Rising Wages in India. Will it impact competitiveness?

   
Recently the Wall Street Journal ran a headline article titled “ Some in Silicon Valley Begin to Sour on India”. The article highlighted the scenario of rising wages in India for engineering talent causing outsourcing margins to erode and prompting companies to either rethink current outsourcing strategies or to look for lower cost talent elsewhere in the world.

The premise of outsourcing is primarily based on the availability of cheaper talent, materials and other supply chain ingredients in a different geography. While the manufacturing industry mostly has outsourced to China and other low cost locations in Asia, software outsourcing is mostly offshored to India. The experience during the Y2K era helped to build the channels to funnel this kind of work to India and the rise of Infosys, Wipro and the like can all be tied to the success they had during the peak Y2K years of late 1990s.
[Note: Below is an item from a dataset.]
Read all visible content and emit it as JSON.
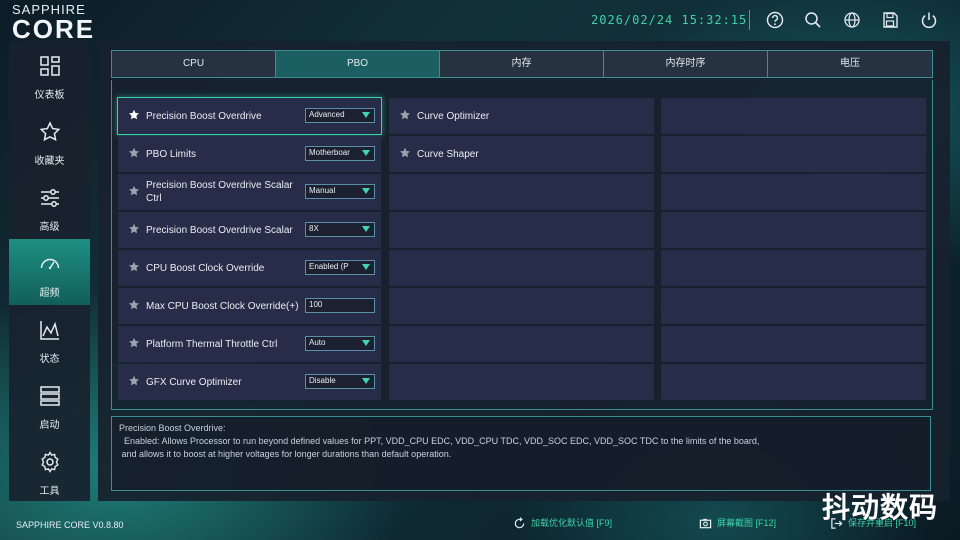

Wages in India relative to the Western world were often 75% lower than comparable wages in Boston, San Jose or London and even with fully loaded costs, the margins were greatly in favor of the outsourcer. ASIC engineering wages in India, for example in 2000-2001 still were low in comparison with more developed regions. They were closer to the US $ 20,000 per annum range for an engineer with 3-5 years of experience as compared with $65,000 in the US. However, time, outsourcing and higher demand and tight supply have taken their toll.

Anecdotal evidence suggests that wages were routinely adjusted upwards for hardware engineers twice every twelve to eighteen months, with double digit increases over the 2002- 2006 time frame. Outsourcing companies had to compete for the same small pool of talent with larger MNCs like IBM and Cisco which were all rushing to grow headcount in Bangalore, Pune, Hyderabad and other cities. At the same time, the pool of hardware engineers available and even software engineers who are trained in embedded software development techniques is growing much more slowly. A quasi government committee set up review the supply of hardware engineers with the right kind of skills found that India was graduating no more that 3000 to 4000 hardware engineers who could be recruited for more front end design and for IC design. PCB design engineers were a little easier to come by.

It is no surprise that wages are increasing steadily, in India, for engineers with the right kind of experience and especially for technical leads and mid level engineering managers. As the gap closes between wages paid in India as compared with those paid in the outsourcing countries, outsourcing purely for margins may not make that much financial sense anymore. The criteria for outsourcing will have to be based on other factors such as proximity to customers or government subsidies and tax free zones among other things. A rising tide lifts all boats and once wage parity is global there may be no cheaper zone to move to.